I wrote to the Minister for Housing and Planning on 21 July about the proposal to reduce social rents by 1%, and I am disappointed that I have yet to receive a response. I therefore want to bring to the debate the issues raised in that letter and to press the Government on them.

The London borough of Southwark, of which I represent part, is one of the largest social landlords in the country, responsible for 39,000 council homes and 15,000 leasehold properties. It also has the single biggest commitment to council house building of any local authority in the country, with a 30-year plan to build 11,000 new council homes. The plan was developed following an independent housing commission, which explored in detail housing needs and housing stock in the borough and the ways in which the council could best address the condition of current council homes and the need for current and future housing.

In 2014, as part of the 2014 spending review, the Chancellor set rents for the next 10 years at consumer prices index plus 1%. That clear financial position formed the basis for Southwark’s long-term planning for current and future council homes. The announcement in the emergency Budget that social rents will now be reduced annually by 1% for four years will have significant consequences for Southwark Council’s housing revenue account if the Government take no steps to mitigate the proposal’s impact. The announcement was made without consultation with, or prior notice to, the housing sector, giving councils and housing associations no opportunity to evaluate its effects or to make representations to the Government.

The proposal represents a fundamental shift in Government policy and is the most profound of a number of changes that, cumulatively, undermine the principles of self-financing and the ability of councils and housing associations to meet their long-term investment needs and contribute to addressing the housing crisis. It removes previous resource certainty, which is a key factor for any organisation seeking to make investment plans, because rental stream is critical to the viability of social housing providers’ business plans. It removes all local discretion and introduces de facto rent control for social housing, at a time when the Government are not looking at any measures to curb rents in the private sector.

The proposal’s stated purpose is to curb the housing benefit bill, but impeding social housing providers’ ability to build new social homes will significantly increase it, not reduce it. The emergency Budget contains no equivalent measures on the level of private sector rent or the definition of affordable rent—up to 80% of market rent in London—which have played by far and away the most significant role in increasing the housing benefit bill.

The proposal’s compound effect over four years on Southwark Council alone will be an annual cut of more than £65 million from 2015-16 levels. In the long term, the loss of resources, which will be compounded over the business plan’s 30-year life, will be of the order of £1.1 billion. That will have a staggeringly large impact on council homes in Southwark.
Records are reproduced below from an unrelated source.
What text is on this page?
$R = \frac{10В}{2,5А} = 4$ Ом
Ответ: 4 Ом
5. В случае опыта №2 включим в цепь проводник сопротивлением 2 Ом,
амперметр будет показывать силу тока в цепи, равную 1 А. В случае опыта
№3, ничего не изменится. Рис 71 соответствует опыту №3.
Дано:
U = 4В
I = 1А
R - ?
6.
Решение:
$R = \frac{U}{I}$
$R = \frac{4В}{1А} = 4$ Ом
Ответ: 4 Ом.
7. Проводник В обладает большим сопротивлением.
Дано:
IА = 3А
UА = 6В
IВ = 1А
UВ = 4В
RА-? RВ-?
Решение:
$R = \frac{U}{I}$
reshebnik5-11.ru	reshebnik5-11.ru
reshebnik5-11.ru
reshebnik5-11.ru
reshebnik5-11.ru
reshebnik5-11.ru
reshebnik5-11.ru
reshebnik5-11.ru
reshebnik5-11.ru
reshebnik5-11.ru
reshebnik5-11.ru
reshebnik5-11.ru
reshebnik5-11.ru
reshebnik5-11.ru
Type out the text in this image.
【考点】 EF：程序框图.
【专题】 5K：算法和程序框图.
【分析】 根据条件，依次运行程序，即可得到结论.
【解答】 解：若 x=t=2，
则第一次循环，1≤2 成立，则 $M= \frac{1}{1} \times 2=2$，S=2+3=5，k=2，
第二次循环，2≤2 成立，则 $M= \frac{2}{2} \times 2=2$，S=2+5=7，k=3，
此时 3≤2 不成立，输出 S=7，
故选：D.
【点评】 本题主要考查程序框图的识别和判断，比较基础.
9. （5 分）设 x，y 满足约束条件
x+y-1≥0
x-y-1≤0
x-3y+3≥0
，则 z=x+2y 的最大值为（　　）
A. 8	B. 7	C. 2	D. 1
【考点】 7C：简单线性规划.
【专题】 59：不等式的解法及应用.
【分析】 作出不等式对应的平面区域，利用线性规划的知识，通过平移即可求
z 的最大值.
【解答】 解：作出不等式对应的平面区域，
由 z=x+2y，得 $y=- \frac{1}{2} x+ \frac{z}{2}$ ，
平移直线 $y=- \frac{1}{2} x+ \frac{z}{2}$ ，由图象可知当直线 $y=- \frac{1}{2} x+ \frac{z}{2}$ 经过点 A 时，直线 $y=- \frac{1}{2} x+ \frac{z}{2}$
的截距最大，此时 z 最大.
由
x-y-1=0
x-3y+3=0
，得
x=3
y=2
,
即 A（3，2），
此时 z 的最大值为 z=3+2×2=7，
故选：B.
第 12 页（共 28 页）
During the last Parliament, the Government provided financial support to enable councils to freeze council tax. In a similar vein, I seek confirmation that they will provide additional funding to compensate for the impact that the proposal to reduce council rents by 1% will have on housing revenue accounts, to ensure the council can continue to deliver new council homes and invest in its current homes.

Taken together, the Government’s proposal on council rents and the proposal to extend the right to buy to housing associations—funded by the forced sale of high-value council properties—will mean a dramatic worsening of the housing crisis in London over the next five years, with no improvement whatever.

I am absolutely dismayed by the Government’s proposals, which fundamentally belie the suggestion that they have any understanding at all of housing finance or of the practical ways in which the housing sector delivers new homes and contributes to solving the housing crisis. I therefore hope I will get a response today to the points that I raised on 21 July.